Ok, glad to know that the cam is responsible for such a low vacuum reading. I changed the springs to the lightest in the kit (blue). I haven't noticed the tapping since I put them in. The reason I believe it's running rich is because it exhaust fumes are enough to burn your eyes. I have also been told this by a couple people who have looked at the car. I also see blue smoke coming from the drivers side tailpipe only...still with the new springs installed. I don't smell oil though...just a rich mix. Could this mean I might have some issues with valve seats or piston rings?
 
I could be wrong but from my experience Blue smoke out the tail pipe is not from richness it is usually from excess oil in the combustion chamber be it from a valve seal, cracked or worn ring(s) etc.
 
Ok, glad to know that the cam is responsible for such a low vacuum reading. I changed the springs to the lightest in the kit (blue). I haven't noticed the tapping since I put them in. The reason I believe it's running rich is because it exhaust fumes are enough to burn your eyes. I have also been told this by a couple people who have looked at the car. I also see blue smoke coming from the drivers side tailpipe only...still with the new springs installed. I don't smell oil though...just a rich mix. Could this mean I might have some issues with valve seats or piston rings?

Good. Try adjusting the idle mixture screws (the 2 screws sticking out of the front side of the carb) for best idle. Turning the screws in leans the mixture while screwing them out enrichens the mixture. Yeah unfortunately blue smoke is generally worn rings or valve guides/seals so it's never good.
 
Old Junk: Have same engine and carb issues as you. New carb, new engine with only 200 miles on it. Awful rich! Idle screws are set to best idle and vaccum. Everything else is set to specs that I can see.

Have you had any luck in getting your straightned out? If so, what did you do?

Thanks
 
Old Junk: Have same engine and carb issues as you. New carb, new engine with only 200 miles on it. Awful rich! Idle screws are set to best idle and vaccum. Everything else is set to specs that I can see.

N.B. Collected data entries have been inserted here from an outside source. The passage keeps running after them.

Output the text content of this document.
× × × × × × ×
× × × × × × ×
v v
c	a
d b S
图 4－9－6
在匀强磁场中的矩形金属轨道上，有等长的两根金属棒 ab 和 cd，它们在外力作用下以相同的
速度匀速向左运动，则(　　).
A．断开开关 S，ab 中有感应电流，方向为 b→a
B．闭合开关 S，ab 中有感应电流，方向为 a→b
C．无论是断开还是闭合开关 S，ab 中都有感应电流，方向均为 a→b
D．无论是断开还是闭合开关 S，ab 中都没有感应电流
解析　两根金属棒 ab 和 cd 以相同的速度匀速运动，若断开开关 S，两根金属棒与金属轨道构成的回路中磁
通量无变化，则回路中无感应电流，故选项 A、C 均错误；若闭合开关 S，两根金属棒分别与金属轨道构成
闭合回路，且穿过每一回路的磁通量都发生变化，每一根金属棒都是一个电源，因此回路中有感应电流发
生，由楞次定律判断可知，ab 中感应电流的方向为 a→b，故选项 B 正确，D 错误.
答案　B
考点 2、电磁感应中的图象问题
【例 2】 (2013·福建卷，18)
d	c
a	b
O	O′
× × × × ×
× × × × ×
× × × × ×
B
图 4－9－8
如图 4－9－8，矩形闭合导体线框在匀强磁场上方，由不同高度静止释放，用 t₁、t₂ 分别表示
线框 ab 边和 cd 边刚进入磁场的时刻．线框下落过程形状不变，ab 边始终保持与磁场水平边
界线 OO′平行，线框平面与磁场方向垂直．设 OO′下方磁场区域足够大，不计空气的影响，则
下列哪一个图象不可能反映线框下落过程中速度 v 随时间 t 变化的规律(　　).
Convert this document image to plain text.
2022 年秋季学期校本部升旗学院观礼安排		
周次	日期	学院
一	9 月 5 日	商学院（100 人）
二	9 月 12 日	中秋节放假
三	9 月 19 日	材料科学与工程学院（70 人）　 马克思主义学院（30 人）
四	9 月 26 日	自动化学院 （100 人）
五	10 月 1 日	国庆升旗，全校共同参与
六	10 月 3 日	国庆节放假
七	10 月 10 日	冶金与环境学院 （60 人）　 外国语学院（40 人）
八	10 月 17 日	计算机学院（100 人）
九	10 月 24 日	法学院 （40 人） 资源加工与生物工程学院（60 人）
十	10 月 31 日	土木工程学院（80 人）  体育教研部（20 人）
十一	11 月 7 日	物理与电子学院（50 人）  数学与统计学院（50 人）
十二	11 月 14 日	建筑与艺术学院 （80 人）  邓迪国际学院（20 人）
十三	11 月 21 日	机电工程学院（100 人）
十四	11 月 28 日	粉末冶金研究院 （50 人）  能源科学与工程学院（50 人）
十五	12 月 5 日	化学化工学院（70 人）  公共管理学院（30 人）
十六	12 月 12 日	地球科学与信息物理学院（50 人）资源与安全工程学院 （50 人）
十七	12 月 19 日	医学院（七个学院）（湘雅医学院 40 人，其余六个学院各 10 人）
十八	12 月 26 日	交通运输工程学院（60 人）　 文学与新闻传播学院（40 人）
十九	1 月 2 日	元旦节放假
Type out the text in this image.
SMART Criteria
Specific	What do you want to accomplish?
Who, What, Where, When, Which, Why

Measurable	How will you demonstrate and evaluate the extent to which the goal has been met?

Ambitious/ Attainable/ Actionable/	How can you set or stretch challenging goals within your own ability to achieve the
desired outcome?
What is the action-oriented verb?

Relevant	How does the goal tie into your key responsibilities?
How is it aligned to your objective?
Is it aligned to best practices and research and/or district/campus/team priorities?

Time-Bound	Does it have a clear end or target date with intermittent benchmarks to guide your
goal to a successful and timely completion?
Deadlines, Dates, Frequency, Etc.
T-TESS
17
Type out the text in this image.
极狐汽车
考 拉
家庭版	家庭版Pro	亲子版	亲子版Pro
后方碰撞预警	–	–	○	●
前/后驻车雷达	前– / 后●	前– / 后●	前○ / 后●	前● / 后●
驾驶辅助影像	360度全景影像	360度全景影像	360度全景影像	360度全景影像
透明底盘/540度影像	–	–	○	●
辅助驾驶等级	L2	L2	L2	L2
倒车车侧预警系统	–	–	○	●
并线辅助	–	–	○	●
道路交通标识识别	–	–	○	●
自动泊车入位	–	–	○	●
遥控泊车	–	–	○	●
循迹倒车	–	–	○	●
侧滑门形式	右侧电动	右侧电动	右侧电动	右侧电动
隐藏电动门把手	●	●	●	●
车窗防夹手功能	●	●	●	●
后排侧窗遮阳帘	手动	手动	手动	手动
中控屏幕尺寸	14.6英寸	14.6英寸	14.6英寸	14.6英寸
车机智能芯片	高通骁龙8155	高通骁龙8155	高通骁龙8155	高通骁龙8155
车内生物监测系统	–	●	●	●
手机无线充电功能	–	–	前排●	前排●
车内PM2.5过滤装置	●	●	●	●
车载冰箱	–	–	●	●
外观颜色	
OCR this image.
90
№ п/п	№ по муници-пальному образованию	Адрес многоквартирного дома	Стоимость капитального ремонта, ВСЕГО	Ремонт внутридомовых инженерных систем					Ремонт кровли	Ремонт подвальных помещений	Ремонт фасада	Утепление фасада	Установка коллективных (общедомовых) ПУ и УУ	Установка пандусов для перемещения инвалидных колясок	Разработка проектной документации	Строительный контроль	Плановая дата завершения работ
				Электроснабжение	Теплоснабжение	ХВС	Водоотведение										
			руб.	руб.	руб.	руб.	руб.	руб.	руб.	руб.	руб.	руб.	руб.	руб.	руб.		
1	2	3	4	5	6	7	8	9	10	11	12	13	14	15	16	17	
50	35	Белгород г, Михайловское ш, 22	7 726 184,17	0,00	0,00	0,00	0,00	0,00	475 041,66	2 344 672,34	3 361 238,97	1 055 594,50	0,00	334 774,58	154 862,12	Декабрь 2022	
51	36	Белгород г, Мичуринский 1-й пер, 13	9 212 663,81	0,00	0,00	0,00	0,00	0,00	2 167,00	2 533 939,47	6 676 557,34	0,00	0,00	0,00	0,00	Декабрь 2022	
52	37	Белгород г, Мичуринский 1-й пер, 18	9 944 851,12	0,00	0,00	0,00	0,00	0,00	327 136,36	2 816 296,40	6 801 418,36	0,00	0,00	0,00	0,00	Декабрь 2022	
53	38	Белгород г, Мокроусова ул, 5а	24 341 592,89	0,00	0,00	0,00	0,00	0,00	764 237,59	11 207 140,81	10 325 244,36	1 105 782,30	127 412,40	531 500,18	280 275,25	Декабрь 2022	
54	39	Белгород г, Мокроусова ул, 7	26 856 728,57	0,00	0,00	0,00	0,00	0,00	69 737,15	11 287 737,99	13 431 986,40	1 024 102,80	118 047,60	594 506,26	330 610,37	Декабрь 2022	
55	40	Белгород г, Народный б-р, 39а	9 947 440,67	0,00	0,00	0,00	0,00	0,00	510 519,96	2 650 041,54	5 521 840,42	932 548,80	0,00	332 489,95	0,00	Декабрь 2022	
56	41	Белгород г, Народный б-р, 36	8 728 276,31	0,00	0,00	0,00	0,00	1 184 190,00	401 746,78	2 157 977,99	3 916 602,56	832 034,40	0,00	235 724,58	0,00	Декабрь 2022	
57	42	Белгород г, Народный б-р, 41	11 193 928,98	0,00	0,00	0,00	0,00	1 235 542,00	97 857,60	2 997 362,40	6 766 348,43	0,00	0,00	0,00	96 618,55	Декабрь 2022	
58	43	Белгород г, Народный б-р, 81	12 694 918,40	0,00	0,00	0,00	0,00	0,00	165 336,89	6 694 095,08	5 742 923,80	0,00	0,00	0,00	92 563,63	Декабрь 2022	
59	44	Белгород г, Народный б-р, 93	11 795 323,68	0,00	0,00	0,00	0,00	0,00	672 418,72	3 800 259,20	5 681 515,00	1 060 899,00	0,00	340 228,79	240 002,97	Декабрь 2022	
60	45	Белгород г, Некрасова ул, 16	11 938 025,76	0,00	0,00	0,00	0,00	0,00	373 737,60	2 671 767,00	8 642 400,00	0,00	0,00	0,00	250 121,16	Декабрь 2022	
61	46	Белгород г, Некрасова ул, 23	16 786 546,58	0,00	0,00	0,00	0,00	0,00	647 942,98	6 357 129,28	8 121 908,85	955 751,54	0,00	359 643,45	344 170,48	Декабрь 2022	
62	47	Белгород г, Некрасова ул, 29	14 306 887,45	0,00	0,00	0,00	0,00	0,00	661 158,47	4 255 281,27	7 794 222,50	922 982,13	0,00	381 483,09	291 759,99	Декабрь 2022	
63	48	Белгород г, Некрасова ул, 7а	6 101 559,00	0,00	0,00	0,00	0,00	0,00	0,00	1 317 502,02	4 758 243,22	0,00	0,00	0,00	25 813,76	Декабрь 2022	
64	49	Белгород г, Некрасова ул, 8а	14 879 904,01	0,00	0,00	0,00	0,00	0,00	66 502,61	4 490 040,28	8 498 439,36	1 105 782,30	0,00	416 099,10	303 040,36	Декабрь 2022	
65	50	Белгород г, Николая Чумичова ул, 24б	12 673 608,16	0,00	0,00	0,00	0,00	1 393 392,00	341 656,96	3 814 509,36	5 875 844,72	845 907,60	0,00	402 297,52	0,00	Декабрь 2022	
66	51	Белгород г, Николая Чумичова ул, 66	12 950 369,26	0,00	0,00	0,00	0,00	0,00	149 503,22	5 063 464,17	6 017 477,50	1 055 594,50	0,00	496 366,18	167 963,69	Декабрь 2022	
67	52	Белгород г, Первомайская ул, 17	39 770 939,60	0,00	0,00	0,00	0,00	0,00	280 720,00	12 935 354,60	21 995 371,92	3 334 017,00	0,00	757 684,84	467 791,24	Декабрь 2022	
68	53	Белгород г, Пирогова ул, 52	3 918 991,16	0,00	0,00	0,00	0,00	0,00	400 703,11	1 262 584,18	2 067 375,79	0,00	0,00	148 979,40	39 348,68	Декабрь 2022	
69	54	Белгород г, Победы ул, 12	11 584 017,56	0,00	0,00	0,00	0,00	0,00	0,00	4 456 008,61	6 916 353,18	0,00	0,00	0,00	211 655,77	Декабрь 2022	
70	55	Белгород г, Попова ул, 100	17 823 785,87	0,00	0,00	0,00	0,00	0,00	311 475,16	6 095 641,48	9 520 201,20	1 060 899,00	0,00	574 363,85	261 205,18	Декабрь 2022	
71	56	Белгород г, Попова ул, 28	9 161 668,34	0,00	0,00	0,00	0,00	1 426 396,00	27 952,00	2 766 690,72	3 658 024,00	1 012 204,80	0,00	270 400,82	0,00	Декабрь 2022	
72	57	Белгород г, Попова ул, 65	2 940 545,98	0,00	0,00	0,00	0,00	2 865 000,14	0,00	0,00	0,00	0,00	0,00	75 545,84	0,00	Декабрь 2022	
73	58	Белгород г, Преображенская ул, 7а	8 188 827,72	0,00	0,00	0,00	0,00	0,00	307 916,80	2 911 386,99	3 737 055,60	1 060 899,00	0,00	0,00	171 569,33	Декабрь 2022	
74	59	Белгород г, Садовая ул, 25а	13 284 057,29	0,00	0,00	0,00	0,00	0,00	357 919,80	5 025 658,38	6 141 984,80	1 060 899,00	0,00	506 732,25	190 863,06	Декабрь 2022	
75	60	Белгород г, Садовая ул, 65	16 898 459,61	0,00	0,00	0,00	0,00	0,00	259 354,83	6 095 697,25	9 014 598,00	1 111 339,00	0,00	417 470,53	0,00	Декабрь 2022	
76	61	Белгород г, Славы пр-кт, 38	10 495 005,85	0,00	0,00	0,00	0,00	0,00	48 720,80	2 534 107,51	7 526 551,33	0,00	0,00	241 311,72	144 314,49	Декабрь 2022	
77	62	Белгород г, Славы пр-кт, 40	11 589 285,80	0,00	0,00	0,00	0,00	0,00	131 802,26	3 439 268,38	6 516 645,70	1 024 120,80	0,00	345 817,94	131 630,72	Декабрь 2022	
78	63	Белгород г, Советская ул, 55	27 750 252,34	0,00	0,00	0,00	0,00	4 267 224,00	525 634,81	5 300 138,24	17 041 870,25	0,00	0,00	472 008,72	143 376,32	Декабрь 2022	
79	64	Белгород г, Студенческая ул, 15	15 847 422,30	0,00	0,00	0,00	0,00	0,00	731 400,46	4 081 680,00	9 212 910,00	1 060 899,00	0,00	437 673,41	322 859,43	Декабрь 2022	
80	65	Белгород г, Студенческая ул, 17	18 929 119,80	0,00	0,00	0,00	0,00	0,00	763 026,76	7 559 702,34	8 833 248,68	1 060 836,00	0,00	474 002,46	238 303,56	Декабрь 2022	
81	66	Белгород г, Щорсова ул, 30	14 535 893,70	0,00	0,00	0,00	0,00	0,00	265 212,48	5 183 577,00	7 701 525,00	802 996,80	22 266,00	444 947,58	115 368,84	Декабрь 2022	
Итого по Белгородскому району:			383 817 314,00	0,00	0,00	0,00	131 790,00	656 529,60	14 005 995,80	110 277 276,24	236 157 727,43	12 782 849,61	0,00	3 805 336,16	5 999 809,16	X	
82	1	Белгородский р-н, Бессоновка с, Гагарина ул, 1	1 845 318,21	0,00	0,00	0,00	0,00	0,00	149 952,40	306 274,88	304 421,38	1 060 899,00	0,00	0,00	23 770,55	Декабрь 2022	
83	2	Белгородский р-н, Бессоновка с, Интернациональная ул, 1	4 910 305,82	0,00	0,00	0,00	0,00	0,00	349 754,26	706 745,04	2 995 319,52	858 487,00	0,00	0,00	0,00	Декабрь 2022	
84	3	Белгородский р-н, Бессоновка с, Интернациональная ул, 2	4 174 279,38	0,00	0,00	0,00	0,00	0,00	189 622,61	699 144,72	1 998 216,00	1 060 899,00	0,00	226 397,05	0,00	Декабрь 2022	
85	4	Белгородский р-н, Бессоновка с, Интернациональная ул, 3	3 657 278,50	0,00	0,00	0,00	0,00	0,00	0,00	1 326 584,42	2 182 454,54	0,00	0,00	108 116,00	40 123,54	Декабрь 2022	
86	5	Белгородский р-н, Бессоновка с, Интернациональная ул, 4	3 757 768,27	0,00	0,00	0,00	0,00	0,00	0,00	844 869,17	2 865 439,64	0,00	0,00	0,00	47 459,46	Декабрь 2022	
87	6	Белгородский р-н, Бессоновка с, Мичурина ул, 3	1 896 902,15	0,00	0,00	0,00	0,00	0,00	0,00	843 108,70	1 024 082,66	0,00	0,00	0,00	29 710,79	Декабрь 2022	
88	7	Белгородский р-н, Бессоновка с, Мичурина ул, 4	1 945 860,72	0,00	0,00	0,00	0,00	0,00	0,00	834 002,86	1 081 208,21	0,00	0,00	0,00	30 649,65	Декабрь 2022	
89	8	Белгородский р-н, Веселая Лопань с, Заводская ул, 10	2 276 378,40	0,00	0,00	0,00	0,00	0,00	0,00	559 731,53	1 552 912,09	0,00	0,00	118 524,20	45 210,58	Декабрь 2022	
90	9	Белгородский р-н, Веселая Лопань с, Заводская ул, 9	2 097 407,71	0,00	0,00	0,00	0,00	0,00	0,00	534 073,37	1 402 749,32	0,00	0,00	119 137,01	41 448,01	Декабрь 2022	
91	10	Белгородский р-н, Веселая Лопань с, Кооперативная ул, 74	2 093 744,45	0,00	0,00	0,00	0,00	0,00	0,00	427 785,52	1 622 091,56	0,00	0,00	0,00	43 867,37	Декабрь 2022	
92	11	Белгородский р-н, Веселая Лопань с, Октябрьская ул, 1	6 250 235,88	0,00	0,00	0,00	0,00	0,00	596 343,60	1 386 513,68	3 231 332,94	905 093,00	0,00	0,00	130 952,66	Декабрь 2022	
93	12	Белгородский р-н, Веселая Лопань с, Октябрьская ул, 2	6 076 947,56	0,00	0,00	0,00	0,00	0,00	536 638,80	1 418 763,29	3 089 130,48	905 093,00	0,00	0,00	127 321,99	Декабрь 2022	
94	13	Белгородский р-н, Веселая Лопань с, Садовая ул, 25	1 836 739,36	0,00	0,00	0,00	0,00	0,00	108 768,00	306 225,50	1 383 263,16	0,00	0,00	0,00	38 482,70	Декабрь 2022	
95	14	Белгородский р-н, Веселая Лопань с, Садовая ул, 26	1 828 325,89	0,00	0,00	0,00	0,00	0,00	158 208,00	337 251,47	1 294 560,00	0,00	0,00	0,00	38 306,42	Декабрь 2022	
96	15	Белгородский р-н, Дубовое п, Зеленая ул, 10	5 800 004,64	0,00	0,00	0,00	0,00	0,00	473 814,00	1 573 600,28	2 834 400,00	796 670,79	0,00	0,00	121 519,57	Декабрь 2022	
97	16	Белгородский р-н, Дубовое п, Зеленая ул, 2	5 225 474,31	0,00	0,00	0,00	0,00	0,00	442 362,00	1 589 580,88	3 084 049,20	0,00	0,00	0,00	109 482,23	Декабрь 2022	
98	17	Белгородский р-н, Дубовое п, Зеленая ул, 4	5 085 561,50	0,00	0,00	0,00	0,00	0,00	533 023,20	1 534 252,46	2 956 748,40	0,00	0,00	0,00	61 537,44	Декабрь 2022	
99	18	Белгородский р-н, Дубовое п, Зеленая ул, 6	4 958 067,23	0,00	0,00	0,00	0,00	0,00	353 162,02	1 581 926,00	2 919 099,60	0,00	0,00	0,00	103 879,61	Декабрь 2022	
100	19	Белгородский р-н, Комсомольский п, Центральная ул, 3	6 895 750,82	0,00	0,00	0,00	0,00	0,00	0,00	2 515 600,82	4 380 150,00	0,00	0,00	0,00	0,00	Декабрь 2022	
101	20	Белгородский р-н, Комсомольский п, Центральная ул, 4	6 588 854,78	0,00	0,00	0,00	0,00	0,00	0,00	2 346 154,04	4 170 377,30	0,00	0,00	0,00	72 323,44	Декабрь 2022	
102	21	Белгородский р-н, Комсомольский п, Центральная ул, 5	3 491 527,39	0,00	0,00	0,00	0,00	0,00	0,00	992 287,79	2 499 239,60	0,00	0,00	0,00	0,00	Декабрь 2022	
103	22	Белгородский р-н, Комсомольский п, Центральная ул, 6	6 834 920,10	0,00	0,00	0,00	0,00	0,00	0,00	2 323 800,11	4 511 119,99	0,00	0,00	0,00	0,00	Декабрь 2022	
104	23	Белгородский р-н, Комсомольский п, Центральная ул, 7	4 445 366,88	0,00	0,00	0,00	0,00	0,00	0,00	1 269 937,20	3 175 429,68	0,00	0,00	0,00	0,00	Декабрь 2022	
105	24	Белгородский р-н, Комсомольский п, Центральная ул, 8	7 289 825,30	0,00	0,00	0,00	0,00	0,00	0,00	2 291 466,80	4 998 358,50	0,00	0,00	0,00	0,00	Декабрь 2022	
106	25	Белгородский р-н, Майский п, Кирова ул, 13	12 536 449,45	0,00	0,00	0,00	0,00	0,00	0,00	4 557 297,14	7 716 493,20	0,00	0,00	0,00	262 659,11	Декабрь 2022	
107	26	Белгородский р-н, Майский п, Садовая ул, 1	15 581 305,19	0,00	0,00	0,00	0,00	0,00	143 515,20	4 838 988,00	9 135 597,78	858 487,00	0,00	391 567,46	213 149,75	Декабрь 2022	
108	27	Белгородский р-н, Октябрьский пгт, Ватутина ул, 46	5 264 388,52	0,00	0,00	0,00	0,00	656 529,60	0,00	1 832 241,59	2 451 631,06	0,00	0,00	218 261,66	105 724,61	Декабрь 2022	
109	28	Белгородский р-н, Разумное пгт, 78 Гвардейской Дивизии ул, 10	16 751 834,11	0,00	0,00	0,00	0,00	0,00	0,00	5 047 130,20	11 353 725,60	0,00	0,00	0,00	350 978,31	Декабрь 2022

Have you had any luck in getting your straightned out? If so, what did you do?

Thanks

Only trouble I ever had out of an edelbrock was a hole in a float, burned rich, idled fine, would bog if you kicked it on take off... I kept thinking it was my timing, just a bad float in mine....
 
Only trouble I ever had outta a Edelcrap is I missed the trash can with one, once. Ditch the Junklebrock and slam a Thermoquad on it.
 
Only trouble I ever had outta a Edelcrap is I missed the trash can with one, once. Ditch the Junklebrock and slam a Thermoquad on it.

StrokerScamp,
I have the original carter thermoquad that came with the car. Would it be worth rebuilding?